Submitted by the Cook County Assessor's Office

Been taking multiple exemptions on the tax bill for your house? Time is running out on the amnesty period to repay those "mistakes."

Cook County Assessor Joseph Berrios is encouraging residents who have received erroneous property tax exemptions to take advantage of the amnesty period that allows taxpayers to report and pay back the erroneous savings without penalties or interest.

After Dec. 31, 2013, the assessor's office will investigate erroneous exemptions that have gone unreported and require the taxpayer to pay additional fees and interest on their savings or face civil or criminal prosecution.

"If someone has been getting an erroneous exemption, now is the time to come forward and correct the situation during the amnesty period," Berrios said. "I want to make sure taxpayers are all paying their fair share of property taxes -- no more and no less."

In Illinois, a person is allowed to collect an exemption only on the home that is his or her primary residence. A new law initiated by Berrios and approved by Gov. Patrick Quinn will give Cook County the means to recoup funds from those who have improperly received homeowner, senior, disabled persons' or disabled veterans' exemptions.

The law requires an amnesty period to allow taxpayers who wrongly claimed one or two erroneous exemptions to repay the savings by the end of the year. Those who claimed three or more exemptions in error are not eligible for amnesty.

Berrios proposed the measure shortly after taking office when his administration noticed a high volume of emails and anonymous phone calls reporting that people were improperly receiving exemptions. In the vast majority of those cases, the claims were proven to be true.

Since taking effect on July 1, 2013, the Assessor's Office has billed over $1 million for erroneous exemption savings received by taxpayers.

"The success of the amnesty program in the last three months has illustrated just how much this new law was needed," Berrios said. "Prior to this law, we had no means to recover the money taxpayers unfairly received and nothing to deter them from claiming erroneous exemptions in the future."

Taxpayers may visit the assessor's website at to obtain additional information regarding the amnesty period and how to report erroneous exemption savings they have received.
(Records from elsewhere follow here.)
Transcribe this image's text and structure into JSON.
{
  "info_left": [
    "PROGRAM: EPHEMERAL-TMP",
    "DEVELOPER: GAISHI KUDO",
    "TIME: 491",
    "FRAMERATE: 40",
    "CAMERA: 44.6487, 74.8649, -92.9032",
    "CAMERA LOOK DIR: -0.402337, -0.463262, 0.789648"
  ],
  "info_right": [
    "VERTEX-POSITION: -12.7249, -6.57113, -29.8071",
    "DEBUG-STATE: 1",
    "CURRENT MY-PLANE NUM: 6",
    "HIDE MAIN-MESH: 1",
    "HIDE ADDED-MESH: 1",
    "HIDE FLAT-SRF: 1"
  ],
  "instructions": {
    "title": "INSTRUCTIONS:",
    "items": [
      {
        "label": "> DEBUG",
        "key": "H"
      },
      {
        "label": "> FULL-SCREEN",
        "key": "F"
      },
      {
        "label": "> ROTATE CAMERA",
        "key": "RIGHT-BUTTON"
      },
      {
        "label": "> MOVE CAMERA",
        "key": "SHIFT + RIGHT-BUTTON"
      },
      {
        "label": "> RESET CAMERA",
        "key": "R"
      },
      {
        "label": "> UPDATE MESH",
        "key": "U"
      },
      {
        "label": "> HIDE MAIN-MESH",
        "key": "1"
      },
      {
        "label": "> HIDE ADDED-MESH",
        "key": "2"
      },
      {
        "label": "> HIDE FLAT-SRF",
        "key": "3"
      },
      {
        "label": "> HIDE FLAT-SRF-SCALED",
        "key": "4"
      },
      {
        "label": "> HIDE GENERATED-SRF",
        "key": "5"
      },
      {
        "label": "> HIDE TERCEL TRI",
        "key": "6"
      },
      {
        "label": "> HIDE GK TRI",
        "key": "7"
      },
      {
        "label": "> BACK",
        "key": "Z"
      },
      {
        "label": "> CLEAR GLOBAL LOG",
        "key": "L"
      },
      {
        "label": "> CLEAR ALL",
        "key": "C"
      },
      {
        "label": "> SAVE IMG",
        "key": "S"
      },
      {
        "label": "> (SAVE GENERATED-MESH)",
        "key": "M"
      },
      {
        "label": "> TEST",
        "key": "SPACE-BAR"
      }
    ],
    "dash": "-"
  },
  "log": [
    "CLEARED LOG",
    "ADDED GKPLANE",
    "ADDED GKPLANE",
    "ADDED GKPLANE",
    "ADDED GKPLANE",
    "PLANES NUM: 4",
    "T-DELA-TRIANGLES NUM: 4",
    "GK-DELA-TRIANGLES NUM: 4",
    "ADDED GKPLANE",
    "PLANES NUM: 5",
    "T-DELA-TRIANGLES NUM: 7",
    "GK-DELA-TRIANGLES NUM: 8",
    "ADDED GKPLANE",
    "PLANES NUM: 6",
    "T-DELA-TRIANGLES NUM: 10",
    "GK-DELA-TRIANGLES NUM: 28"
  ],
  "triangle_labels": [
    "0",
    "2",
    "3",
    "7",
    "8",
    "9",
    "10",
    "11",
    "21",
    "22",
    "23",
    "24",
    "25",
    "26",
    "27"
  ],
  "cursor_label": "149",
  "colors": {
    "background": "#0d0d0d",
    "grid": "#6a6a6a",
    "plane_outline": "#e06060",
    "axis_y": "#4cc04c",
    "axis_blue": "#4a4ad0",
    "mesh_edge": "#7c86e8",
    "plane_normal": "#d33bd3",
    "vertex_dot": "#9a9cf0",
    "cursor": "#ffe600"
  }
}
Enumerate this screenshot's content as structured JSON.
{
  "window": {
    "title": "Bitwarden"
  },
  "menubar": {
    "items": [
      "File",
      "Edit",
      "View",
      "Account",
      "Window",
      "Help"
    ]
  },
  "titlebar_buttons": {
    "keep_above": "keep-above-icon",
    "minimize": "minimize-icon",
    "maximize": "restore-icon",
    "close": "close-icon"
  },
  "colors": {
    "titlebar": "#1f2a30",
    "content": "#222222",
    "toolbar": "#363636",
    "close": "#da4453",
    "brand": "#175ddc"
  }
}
The website also allows taxpayers to anonymously report erroneous exemptions they may be aware of to ensure that all taxpayers pay their fair share.

Notice of the amnesty was provided in the second-installment tax bills that were mailed in July and was also published in area newspapers.

The $1 million, once collected, will be returned to local taxing bodies such as schools and local governing taxing bodies.

"At a time when schools and local municipalities are severely struggling with budget issues, it will be helpful for this money to go back to serving the community." Berrios said. "This new law will not only have a dramatic and positive impact on schools and other local taxing bodies but will also greatly benefit taxpayers throughout the county."